My question here is: how does
your presidential-race vote for Nader put pressure on the dems to change? One could just as easily surmise that the Dems, knowing there is a 2% fringe on the left they can't rely on, will be all the more intense about the 3-4% they will need to win extra in the middle
- enter Joe Lieberman. The fall-out of a vote that didnt bring any Green in, but did negatively impact the Dem's race, can go many unpredictable ways. The resulting bitterness alone will have made any Nader policy recommendation a non-starter among Democrats, for example. Its like you push on a button of which you know
it wont have the effect it advertises ('make Nader president'), while you have no idea what it will
Now a third party can
make a difference, on many levels. Wherever the system is PR (proportional representation), or where districts are left-leaning enough to allow a Green (etc) candidate a chance to make it into the city council, etc (even Congress, eventually), a vote for one makes a difference. Moreover, it is only
through votes with such an effective consequence - where the Green vote actually costs the Dems very real seats
- that it can be sure to pressure the Dems in the way you describe, as well.
In many election cycles you can promote system change by supporting third party candidates. Its just the presidential race thats the one example of where a third-party vote does not
make any difference. Hence the frustration that so many people cho(o)se those elections, specifically, to make their (protest) point.
So, yeh, you're right, we disagree about the criteria a voter should use to cast their ballot. I mean - I understand your dilemma well enough. I remember the discussions I had with my mother. She was Labour - I went to the Green Left. She had little understanding for such "testimonial politics" - after all, only Labour would ever get into government, so why waste your vote on a more principled, small party to its left, if it was doomed to protest its disagreement from the opposition benches forever? I would counter that the only thing that would keep a right-wing government out, in the end, would be the right-wing parties failing to gain a majority of seats among themselves - and my vote, translating as effectively into parliamentary seats as hers did, in our PR system, contributed just as much on that count. And there's the difference with a vote for Nader. Because the latter doesnt translate into zilch, in that respect - it simply withdraws your vote from the final count, making it possible for the Right to get into power with less votes than it would otherwise have needed.
Moreover, it doesnt contribute to a strong, left-wing, third party either, considering it produced resentment and recrimination more than anything else. The only plus I can imagine is that it catapulted the radical platform into media coverage for the duration of the campaign, but that would have been achieved without persisting to the bitter end as well, much like a credible Radical participating in the primaries does so.
If Americans are really serious about getting a third party into the system, they will have to learn about distinguishing which vote can be used for what - ask the Brits, they know all about it. If you live in Edinburgh you might vote Green for the Scottish parliament (elected by PR), LibDem for the local council, and Labour for the House of Commons, to make sure that on each level, you help in the one closest to your opinions from among those who could feasibly be elected
- while the sum list of your votes will still reasonably reflect your political convictions.

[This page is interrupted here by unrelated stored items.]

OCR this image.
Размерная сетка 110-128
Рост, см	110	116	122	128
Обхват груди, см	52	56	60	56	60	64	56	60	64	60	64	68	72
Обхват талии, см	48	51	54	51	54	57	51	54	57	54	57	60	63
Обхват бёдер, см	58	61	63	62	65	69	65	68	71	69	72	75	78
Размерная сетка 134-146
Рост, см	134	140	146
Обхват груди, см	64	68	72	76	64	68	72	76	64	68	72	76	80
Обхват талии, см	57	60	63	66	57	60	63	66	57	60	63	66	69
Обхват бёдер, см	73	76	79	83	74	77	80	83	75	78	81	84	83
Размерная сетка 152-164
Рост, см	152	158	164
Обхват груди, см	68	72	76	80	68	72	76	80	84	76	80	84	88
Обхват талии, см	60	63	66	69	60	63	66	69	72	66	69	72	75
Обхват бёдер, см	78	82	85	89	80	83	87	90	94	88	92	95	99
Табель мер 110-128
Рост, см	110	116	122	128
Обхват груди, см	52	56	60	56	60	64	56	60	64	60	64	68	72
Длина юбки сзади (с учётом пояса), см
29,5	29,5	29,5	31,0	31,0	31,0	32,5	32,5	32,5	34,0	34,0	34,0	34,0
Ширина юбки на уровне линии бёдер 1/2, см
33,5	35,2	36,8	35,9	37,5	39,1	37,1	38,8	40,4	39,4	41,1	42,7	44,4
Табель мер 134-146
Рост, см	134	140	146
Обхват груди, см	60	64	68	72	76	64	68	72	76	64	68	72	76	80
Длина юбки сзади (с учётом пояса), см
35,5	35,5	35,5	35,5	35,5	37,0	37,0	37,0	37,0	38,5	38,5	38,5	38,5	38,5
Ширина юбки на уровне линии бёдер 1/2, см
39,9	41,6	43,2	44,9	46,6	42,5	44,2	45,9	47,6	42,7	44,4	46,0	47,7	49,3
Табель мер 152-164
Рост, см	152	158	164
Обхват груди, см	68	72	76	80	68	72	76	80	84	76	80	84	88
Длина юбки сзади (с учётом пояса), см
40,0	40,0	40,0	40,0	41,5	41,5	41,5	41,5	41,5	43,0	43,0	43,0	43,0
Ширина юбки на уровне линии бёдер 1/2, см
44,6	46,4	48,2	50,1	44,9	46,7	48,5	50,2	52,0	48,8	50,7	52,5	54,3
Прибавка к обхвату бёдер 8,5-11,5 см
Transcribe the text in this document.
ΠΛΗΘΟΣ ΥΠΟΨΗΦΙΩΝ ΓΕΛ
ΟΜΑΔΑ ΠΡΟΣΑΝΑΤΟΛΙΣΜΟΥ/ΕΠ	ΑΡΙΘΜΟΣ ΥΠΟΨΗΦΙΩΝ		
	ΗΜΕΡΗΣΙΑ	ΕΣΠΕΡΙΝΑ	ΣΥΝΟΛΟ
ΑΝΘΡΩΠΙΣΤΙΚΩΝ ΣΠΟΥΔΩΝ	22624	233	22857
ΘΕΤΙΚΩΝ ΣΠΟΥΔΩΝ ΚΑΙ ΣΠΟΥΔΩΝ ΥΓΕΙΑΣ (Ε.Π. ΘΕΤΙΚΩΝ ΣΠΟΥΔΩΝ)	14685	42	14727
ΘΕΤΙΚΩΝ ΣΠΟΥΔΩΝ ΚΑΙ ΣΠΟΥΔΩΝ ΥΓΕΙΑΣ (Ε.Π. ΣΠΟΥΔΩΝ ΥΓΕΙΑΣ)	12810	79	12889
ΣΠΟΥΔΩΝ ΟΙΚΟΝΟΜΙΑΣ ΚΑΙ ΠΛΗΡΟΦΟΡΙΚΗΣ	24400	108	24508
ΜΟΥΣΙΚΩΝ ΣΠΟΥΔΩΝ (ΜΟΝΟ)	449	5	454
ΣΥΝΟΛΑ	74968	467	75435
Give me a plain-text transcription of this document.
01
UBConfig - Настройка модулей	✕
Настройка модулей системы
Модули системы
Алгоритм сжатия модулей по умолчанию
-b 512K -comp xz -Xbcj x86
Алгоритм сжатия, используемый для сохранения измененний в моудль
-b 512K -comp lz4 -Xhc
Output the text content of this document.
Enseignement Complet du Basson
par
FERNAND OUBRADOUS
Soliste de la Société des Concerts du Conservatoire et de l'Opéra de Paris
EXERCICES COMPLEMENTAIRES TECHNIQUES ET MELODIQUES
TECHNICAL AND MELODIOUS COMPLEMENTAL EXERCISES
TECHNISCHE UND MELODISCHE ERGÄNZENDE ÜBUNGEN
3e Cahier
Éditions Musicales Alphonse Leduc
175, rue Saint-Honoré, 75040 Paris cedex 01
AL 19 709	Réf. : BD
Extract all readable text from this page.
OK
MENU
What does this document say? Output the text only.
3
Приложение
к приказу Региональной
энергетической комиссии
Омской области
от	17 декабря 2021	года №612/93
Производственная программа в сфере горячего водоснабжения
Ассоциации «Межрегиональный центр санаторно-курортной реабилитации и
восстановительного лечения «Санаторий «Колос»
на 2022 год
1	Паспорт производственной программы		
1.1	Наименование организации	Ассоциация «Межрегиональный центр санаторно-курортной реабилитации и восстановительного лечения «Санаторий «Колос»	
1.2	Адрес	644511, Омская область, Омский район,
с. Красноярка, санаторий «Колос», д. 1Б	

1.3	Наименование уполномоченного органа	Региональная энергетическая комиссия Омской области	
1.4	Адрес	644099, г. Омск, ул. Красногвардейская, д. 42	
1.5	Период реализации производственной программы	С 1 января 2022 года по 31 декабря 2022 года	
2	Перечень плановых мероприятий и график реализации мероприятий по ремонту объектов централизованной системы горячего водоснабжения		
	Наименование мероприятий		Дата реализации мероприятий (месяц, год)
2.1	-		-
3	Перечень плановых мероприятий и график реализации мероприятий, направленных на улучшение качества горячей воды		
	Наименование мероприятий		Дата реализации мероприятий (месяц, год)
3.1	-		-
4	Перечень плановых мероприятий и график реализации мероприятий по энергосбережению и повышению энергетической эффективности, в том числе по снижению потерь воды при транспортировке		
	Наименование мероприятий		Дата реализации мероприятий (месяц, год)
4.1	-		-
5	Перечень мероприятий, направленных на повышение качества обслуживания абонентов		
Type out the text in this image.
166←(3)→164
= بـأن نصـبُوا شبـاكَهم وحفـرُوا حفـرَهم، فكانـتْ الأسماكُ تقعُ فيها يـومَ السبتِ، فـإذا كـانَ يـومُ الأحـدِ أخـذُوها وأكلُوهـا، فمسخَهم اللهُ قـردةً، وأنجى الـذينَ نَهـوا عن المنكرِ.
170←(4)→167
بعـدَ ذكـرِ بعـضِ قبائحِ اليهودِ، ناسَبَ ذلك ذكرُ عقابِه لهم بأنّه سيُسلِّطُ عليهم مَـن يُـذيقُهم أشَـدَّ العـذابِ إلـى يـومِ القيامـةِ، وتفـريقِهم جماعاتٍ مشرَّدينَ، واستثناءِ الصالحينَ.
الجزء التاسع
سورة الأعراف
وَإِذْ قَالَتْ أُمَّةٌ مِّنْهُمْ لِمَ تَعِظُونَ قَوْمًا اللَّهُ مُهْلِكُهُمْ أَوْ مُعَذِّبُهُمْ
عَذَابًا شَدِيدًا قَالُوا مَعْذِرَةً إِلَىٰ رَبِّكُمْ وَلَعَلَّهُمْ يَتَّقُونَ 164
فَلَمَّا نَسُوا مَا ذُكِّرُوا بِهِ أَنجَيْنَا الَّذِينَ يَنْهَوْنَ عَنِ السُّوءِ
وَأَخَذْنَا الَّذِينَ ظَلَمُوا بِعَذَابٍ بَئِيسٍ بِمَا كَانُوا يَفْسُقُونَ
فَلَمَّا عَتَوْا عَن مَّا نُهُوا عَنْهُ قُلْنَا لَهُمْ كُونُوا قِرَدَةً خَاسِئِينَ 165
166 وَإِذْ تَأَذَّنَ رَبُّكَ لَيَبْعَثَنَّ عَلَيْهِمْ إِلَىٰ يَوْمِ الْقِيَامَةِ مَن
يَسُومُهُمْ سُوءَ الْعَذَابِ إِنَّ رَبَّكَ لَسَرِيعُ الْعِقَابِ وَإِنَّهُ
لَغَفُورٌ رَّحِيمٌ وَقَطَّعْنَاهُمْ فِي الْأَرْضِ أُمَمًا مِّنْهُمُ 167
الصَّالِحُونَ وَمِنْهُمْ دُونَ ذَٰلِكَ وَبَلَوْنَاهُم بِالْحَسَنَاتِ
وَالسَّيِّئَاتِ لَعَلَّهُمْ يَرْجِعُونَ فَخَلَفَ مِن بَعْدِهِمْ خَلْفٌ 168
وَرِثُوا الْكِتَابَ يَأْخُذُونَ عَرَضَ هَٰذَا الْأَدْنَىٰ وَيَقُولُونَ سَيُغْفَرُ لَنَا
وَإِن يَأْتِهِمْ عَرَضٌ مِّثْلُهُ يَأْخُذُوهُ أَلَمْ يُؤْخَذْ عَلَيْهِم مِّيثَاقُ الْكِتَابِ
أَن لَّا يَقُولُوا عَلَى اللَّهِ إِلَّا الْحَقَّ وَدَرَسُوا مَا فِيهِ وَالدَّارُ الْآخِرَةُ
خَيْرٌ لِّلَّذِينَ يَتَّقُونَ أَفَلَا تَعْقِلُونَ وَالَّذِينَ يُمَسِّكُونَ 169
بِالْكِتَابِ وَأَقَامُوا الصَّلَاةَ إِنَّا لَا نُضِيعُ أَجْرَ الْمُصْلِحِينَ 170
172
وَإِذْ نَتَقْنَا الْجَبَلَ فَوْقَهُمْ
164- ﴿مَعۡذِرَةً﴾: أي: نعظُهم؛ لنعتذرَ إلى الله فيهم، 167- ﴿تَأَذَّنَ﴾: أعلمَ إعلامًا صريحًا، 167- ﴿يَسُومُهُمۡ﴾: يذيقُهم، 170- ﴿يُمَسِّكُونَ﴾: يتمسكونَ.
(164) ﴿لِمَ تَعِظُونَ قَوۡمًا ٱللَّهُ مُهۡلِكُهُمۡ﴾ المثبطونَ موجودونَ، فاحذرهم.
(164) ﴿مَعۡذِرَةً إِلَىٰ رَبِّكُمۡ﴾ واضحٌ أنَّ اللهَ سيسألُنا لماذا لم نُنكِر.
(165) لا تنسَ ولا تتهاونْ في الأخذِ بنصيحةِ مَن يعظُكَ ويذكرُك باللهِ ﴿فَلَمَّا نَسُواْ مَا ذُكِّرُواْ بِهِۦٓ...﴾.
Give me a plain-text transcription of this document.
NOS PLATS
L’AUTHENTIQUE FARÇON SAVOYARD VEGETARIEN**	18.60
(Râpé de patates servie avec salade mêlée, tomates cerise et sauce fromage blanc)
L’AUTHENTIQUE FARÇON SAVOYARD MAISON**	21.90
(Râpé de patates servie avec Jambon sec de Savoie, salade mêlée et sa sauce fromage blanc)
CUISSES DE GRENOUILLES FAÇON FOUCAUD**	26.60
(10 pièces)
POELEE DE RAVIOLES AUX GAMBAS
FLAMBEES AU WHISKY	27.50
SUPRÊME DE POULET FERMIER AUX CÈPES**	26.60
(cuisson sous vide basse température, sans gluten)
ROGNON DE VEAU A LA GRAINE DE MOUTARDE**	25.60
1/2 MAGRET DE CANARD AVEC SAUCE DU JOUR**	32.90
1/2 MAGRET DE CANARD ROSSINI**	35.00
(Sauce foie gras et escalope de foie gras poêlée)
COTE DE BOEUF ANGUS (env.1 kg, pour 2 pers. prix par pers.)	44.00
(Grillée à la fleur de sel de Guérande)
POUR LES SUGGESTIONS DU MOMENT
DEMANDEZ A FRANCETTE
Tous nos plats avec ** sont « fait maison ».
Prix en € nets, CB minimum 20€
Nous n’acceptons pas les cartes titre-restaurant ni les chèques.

In my defense I will point out that no one knew how extreme the Bush presidency would turn out to be.
I was in too many Abuzz discussions at the time to buy that defence, really ... the warnings about what a Bush presidency would entail had been made, exhaustively. Naders cynical claim that "Gush or Bore", it would all be the same, anyway, had been contested with concrete examples of suggested policy measures every step of the way.